You know that quote that says, "I don't trust anything that bleeds for a week every month and doesn't die?" To be honest with you, I can't help but chuckle every time I read that saying, because it reminds me that us ladies are badass as hell, especially when it comes to anything and everything related to our menstrual cycles. Personally, I feel especially hardcore when I'm able to squeeze in at least one sweat sesh during my time of the month. But sometimes, in between burpees, I low-key start to wonder, is working out on your period bad for you in any way?

While some women could hardly even imagine hitting the gym while their uterus is literally throbbing, and their boobs are more sensitive than your ex who won't stop liking your pics from three years ago, other gals swear by sweating it out when it comes time for Aunt Flo to pay them a visit.

When it comes down to it, though, whether you hit up SoulCycle during your own cycle is totally a matter of personal preference.

But if you feel up to it, working out on your period actually isn't bad for you at all.

It might seem absurd to hit the weight room when you're bloated and moody AF, but working out during your time of the month can actually relieve many of those annoying symptoms. Plus, if you already have a consistent workout schedule, and you're an active person overall, your period symptoms will become less intense over time, and the flow might even get lighter and more manageable. If that's not an inspiration not to snooze your alarm for an early morning sweat sesh, I don't know what is.

And, if you tend to be a victim of bloating during your time of the month, sweating it out during your cycle causes water to leave your body, which in turn leads to less bloating for you. Can I get a collective "yassss" over here?!

If that's not enough to convince you, remember what exercise does in general for the body, regardless of whether or not you're on your period. Those feel-good endorphins that come with working out can distract you and take your mind off of any discomfort -- especially the kind that comes with your flow -- and they can reduce levels of stress and anxiety, which are said to increase menstrual cramps.

Still, when given the choice between exercise and laying in bed to eat whatever leftovers you're lucky enough to discover in your fridge, I'm fully aware that most of you would choose the latter with no hesitation, because you're a grown-ass woman who deserves some TLC. And believe me, I aggressively support your decision to do so.

But hear me out for just a second, because this research might actually surprise you. A study done at the Umeå University revealed exercising during the first two weeks of your menstrual cycle can actually optimize your workout results.

So if your friend just invited you to join her for a little early morning sunrise pilates, why not take her up on it? Or, if you already work out on the reg with a trusty tampon as your sidekick, take some comfort in the fact that science says it's totally OK, and actually encouraged, to get your sweat on during this time.

However, the are a few different types of movement you should avoid during your menstrual cycle.

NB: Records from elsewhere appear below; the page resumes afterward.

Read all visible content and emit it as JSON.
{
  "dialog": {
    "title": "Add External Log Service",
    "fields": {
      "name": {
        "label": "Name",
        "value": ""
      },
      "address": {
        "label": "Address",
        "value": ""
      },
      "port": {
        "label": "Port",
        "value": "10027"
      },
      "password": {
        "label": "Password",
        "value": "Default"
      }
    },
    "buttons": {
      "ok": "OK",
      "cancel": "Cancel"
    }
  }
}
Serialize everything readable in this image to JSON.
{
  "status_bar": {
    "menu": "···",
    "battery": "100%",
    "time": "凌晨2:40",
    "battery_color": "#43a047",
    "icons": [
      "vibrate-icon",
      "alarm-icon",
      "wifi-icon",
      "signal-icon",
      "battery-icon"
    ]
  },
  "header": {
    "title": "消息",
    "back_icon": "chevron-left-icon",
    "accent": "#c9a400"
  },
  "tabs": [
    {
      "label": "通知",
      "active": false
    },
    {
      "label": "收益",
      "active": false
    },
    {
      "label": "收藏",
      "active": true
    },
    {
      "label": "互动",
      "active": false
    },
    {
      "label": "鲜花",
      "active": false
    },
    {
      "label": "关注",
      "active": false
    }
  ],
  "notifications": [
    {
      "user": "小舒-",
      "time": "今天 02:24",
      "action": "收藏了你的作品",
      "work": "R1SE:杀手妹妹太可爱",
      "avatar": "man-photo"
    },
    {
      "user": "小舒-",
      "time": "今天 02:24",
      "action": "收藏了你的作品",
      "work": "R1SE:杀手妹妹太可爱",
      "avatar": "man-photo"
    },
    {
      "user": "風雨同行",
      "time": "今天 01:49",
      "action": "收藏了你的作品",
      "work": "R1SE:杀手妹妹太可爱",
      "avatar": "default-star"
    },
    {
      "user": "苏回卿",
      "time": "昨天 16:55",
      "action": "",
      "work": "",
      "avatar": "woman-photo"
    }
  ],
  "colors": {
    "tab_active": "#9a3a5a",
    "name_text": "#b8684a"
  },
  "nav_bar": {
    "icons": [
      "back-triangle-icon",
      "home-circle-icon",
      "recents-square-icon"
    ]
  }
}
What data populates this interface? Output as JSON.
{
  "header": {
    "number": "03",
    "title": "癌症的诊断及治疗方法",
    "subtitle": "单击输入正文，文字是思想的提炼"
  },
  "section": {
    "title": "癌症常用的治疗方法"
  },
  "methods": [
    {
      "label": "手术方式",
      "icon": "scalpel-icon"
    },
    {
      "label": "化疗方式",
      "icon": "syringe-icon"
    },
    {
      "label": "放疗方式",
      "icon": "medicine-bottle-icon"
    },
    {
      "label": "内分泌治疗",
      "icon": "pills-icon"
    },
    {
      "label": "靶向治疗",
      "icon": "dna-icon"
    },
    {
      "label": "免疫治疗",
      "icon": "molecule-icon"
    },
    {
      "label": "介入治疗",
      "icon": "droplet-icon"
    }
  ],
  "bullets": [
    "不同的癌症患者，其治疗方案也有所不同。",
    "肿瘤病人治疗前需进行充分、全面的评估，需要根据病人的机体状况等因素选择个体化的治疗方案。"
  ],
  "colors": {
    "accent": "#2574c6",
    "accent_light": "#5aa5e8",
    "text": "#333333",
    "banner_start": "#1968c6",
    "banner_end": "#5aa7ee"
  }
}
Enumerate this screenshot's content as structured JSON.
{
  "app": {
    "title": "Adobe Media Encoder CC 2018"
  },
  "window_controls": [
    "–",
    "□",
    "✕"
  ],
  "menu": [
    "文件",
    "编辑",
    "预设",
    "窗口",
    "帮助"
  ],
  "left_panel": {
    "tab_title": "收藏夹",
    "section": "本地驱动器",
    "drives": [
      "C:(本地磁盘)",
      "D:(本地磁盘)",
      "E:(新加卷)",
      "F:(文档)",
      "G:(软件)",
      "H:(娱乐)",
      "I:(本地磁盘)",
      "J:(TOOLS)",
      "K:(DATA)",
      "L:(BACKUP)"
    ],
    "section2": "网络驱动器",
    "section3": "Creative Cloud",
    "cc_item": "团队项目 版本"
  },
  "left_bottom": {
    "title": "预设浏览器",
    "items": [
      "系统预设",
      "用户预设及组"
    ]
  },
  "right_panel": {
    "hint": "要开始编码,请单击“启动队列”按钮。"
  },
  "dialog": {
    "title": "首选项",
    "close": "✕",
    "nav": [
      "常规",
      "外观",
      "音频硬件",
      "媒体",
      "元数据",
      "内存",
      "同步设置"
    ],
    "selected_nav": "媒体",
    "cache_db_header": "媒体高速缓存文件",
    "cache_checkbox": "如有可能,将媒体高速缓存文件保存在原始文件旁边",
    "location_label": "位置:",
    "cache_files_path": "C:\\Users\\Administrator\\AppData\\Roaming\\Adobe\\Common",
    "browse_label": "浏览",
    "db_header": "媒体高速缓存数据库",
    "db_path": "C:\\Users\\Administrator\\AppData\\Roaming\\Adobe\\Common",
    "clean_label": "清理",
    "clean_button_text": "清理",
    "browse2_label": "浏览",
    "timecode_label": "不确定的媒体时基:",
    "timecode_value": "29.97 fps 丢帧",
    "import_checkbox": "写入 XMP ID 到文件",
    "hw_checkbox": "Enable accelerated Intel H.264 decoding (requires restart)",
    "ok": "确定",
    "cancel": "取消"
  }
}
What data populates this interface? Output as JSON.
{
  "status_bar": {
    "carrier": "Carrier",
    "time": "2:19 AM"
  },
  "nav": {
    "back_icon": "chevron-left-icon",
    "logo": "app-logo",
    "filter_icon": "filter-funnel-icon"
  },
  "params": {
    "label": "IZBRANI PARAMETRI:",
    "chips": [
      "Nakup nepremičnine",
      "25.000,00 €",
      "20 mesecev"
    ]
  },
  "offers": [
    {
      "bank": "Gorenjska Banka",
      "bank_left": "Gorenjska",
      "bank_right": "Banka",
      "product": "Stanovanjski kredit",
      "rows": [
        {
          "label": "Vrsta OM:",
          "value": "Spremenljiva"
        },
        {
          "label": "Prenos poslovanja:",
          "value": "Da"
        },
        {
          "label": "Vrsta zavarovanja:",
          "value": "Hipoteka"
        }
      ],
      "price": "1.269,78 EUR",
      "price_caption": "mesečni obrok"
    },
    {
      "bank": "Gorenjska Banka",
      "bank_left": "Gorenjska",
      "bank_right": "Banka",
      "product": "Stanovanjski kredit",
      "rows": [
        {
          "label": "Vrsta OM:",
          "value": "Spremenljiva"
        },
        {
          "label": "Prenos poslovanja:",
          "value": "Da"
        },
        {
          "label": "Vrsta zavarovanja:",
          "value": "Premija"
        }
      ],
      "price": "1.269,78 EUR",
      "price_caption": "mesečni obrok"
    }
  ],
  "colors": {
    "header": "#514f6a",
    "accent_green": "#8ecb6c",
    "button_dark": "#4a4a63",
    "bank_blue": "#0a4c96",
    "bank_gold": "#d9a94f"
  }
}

These include things like inverted yoga poses and intense cardio sessions. While yoga can be seriously amazing for PMS symptom relief, make sure you're avoiding certain asanas, such as shoulder stands, headstands, and plow pose, because inversions can lead to swelling of the blood vessels in your uterus. To put it bluntly, standing on your head could lead to excessive blood flowing out of your vagina. That's going to be a hard pass for me.

As for the intense cardio sesh that you might think will banish your bloat and poof away your lower back pain, you might want to hold off. According to research done at the Sports Medicine Biodynamics Center at Cincinnati Children's Hospital Research Foundation, there may be more risk of an ACL injury during menstruation. Apparently, researchers discovered that some women may have poorer motor control when they're menstruating, so it's probably best to save the sprints for after your period.

However, besides these two extra precautionary measures, there's not a whole lot to avoid when it comes to combining fitness with your flow. In fact, there are so many different exercises -- from swimming to strength training -- that compliment menstruation in the best way possible.

Of course, always remember to listen to your body, and allow yourself to take a break when you need it -- especially when your uterus is working hard as hell. But, if you feel up to it, get out there, slay your sweat sesh, and show everyone that girls really do run the world.